透過IDA 腳本自動破解自動破解 SHADOWPAD 變種的 SCATTERBEE 混淆手法

‍

中國駭客組織 APT41（又名 Winnti Group、Amoeba、Wicked Spider 等）自 2010 年起便活躍於全球，攻擊目標遍及歐洲、亞洲、美洲等地，主要使用的攻擊工具除了有特別針對攻擊對象系統的特製惡意程式，也包含了本篇文章主題：ShadowPad 與其 ScatterBee 變種。

APT41 至少於 2017 年開始使用 ShadowPad 進階模組化遠端存取木馬惡意程式，此惡意軟體在 2019 年後，逐漸被許多與中國有關的駭客組織採用，針對航空、能源、金融、電信與教育等多種不同的產業。2017 年 CCleaner 清理軟體遭駭事件、2019 年香港反送中運動期間數所大學遭到攻擊等案例，皆彰顯了 ShadowPad 持續迭代、涉及多重領域的威脅性。

奧義智慧科技資安研究員趙偉捷（oalieno）在此篇文章中針對 ShadowPad Loader 深入分析，並拆解了在野外發現、利用 ScatterBee 混淆手法的變種。ScatterBee 混淆手法的分析散見於多篇文章中，開源協作平台上雖然也有 IDA plugin 模組、但使用在此樣本上卻相對複雜且不順暢，因此我們提供了完整的 IDA 腳本，有助於還原未混淆的 assembly 程式碼。

‍

‍閱讀本文，你可以知道：

掌握 ShadowPad 情資與 ShadowPad Loader 技術分析。
參考 IDA 腳本，自動反混淆 ShadowPad ScatterBee 變種的攻擊手法。

ShadowPad Loader 樣本分析

在 2023 年 8 月，攻擊者從網頁漏洞打進受害機器，並在端點中放置了三個檔案: log.dll, log.dll.dat, DRM.exe。是本篇文章主要分析的樣本。

DRM.exe 的原始檔名是 BDReinit.exe，是由 BitDefender 簽章的合法執行檔。攻擊者利用這隻合法且有簽章的執行檔進行 DLL Sideloading，來載入惡意的 log.dll。

‍

‍

DLL Sideloading

這支 log.dll 是一個 Loader，它會利用有簽章的合法程式 DRM.exe 來載入自己，讀取並執行同資料夾底下的第二階段的 Shellcode log.dll.dat。

‍

Self modified code

‍

‍

首先，從 DllMain 進到 sub_10001010 函式（圖1），sub_10001010 函式會檢查 Sleep 和 CreateMutexW 的函式開頭是不是 0xE8 或 0xE9，以確認是否有 API Hooking 的行為。

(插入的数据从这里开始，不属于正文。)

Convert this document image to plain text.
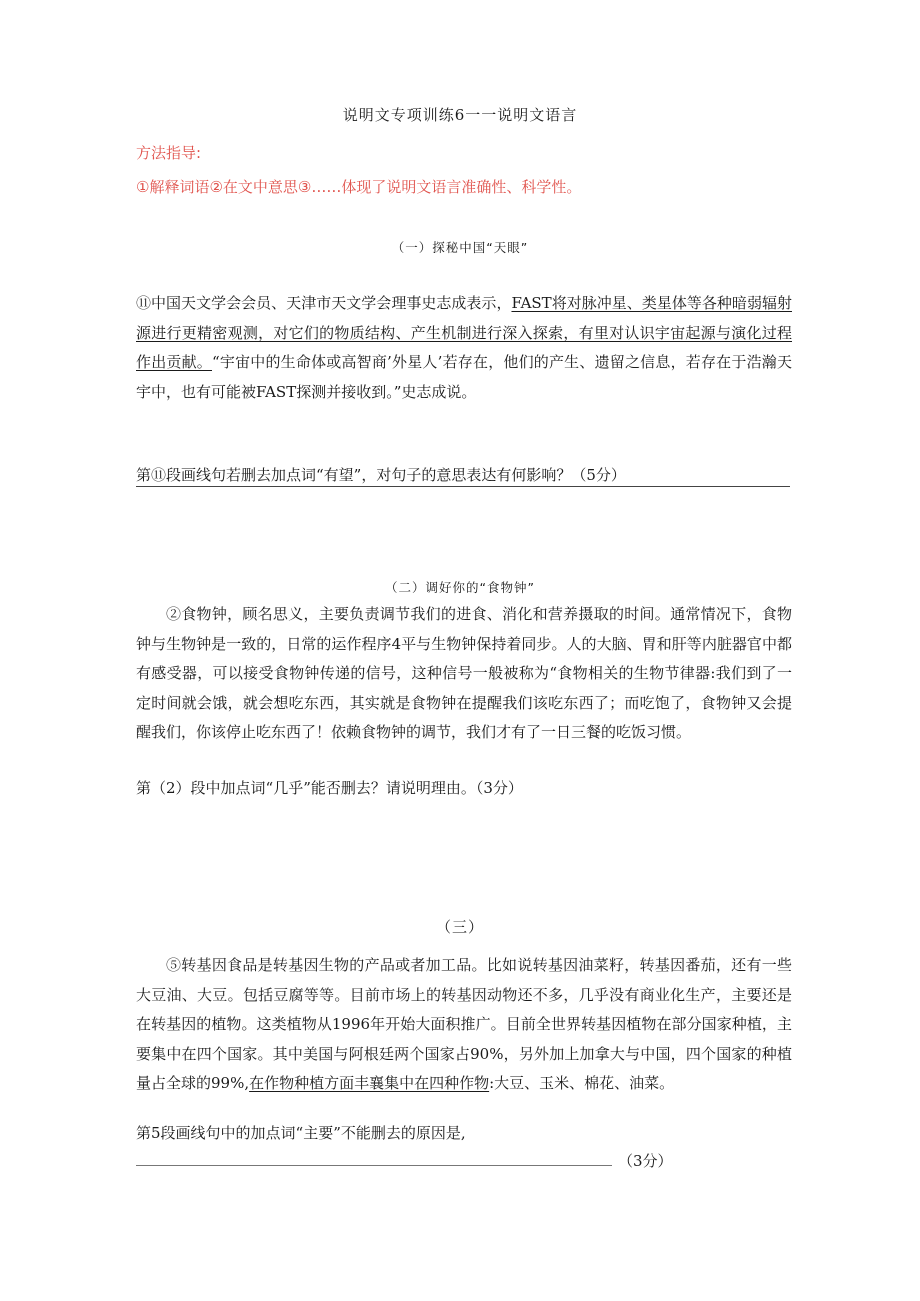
说明文专项训练6一一说明文语言
方法指导:
①解释词语②在文中意思③……体现了说明文语言准确性、科学性。
（一）探秘中国“天眼”

⑪中国天文学会会员、天津市天文学会理事史志成表示，FAST将对脉冲星、类星体等各种暗弱辐射源进行更精密观测，对它们的物质结构、产生机制进行深入探索，有里对认识宇宙起源与演化过程作出贡献。“宇宙中的生命体或高智商’外星人’若存在，他们的产生、遗留之信息，若存在于浩瀚天宇中，也有可能被FAST探测并接收到。”史志成说。

第⑪段画线句若删去加点词“有望”，对句子的意思表达有何影响？（5分）
（二）调好你的“食物钟”

②食物钟，顾名思义，主要负责调节我们的进食、消化和营养摄取的时间。通常情况下，食物钟与生物钟是一致的，日常的运作程序4平与生物钟保持着同步。人的大脑、胃和肝等内脏器官中都有感受器，可以接受食物钟传递的信号，这种信号一般被称为“食物相关的生物节律器:我们到了一定时间就会饿，就会想吃东西，其实就是食物钟在提醒我们该吃东西了；而吃饱了，食物钟又会提醒我们，你该停止吃东西了！依赖食物钟的调节，我们才有了一日三餐的吃饭习惯。

第（2）段中加点词“几乎”能否删去？请说明理由。（3分）
（三）

⑤转基因食品是转基因生物的产品或者加工品。比如说转基因油菜籽，转基因番茄，还有一些大豆油、大豆。包括豆腐等等。目前市场上的转基因动物还不多，几乎没有商业化生产，主要还是在转基因的植物。这类植物从1996年开始大面积推广。目前全世界转基因植物在部分国家种植，主要集中在四个国家。其中美国与阿根廷两个国家占90%，另外加上加拿大与中国，四个国家的种植量占全球的99%,在作物种植方面丰襄集中在四种作物:大豆、玉米、棉花、油菜。

第5段画线句中的加点词“主要”不能删去的原因是,
（3分）
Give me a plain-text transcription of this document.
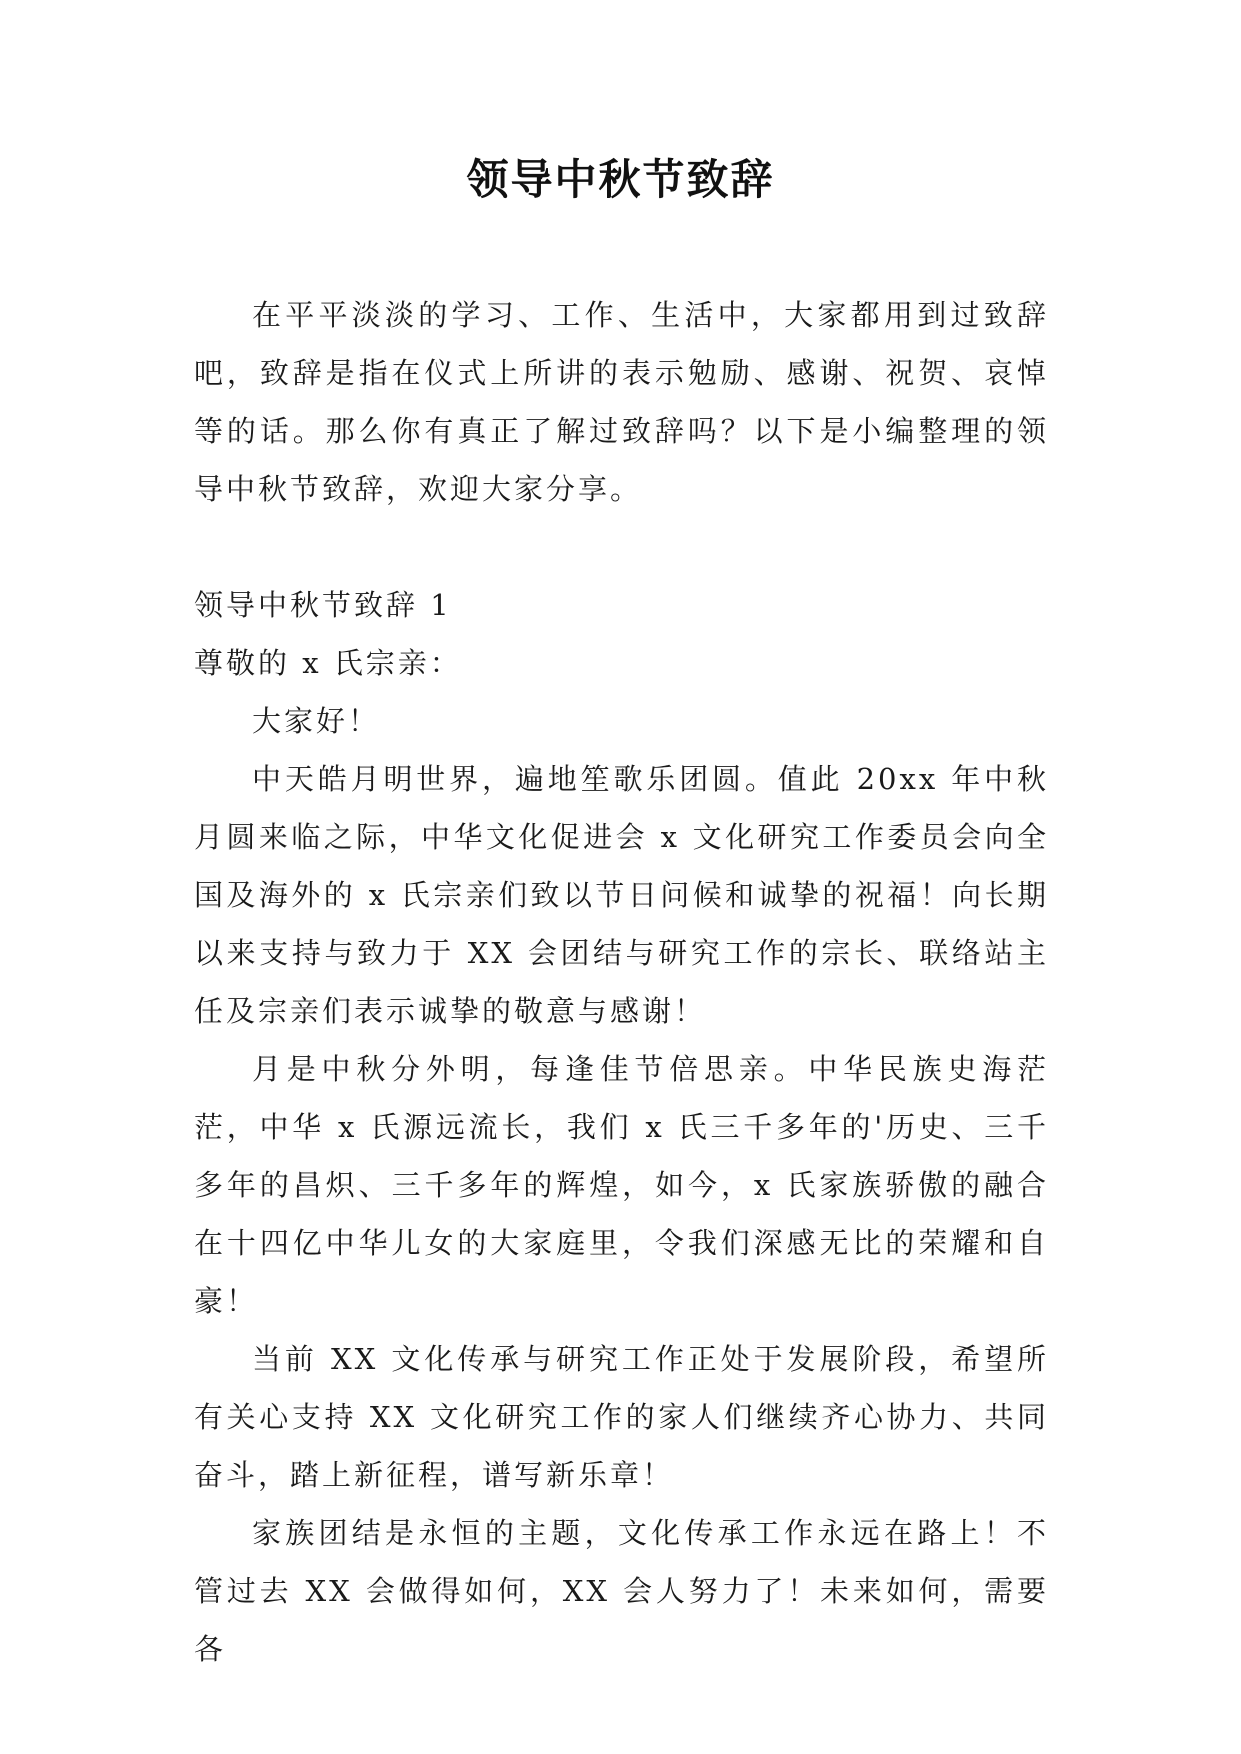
领导中秋节致辞

在平平淡淡的学习、工作、生活中，大家都用到过致辞吧，致辞是指在仪式上所讲的表示勉励、感谢、祝贺、哀悼等的话。那么你有真正了解过致辞吗？以下是小编整理的领导中秋节致辞，欢迎大家分享。

领导中秋节致辞 1

尊敬的 x 氏宗亲：

大家好！

中天皓月明世界，遍地笙歌乐团圆。值此 20xx 年中秋月圆来临之际，中华文化促进会 x 文化研究工作委员会向全国及海外的 x 氏宗亲们致以节日问候和诚挚的祝福！向长期以来支持与致力于 XX 会团结与研究工作的宗长、联络站主任及宗亲们表示诚挚的敬意与感谢！

月是中秋分外明，每逢佳节倍思亲。中华民族史海茫茫，中华 x 氏源远流长，我们 x 氏三千多年的'历史、三千多年的昌炽、三千多年的辉煌，如今，x 氏家族骄傲的融合在十四亿中华儿女的大家庭里，令我们深感无比的荣耀和自豪！

当前 XX 文化传承与研究工作正处于发展阶段，希望所有关心支持 XX 文化研究工作的家人们继续齐心协力、共同奋斗，踏上新征程，谱写新乐章！

家族团结是永恒的主题，文化传承工作永远在路上！不管过去 XX 会做得如何，XX 会人努力了！未来如何，需要各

API Hooking 常被使用在 Sandbox 或 EDR 產品上，透過修改 Windows API 的前幾個 bytes 來劫持 API ，就能監控程式中使用 Windows API 的行為。

接著，sub_10001010函式會用 GetModuleHandleW 找出載入 log.dll 的 exe 主程式在記憶體中的位址，並檢查偏移 0x2777 的位址是不是等於 0x840FC33B，這代表 log.dll 要綁定使用 DRM.exe (md5: 8a8db1e20dc508af5a81fc00b1929468) 載入才能跑起來。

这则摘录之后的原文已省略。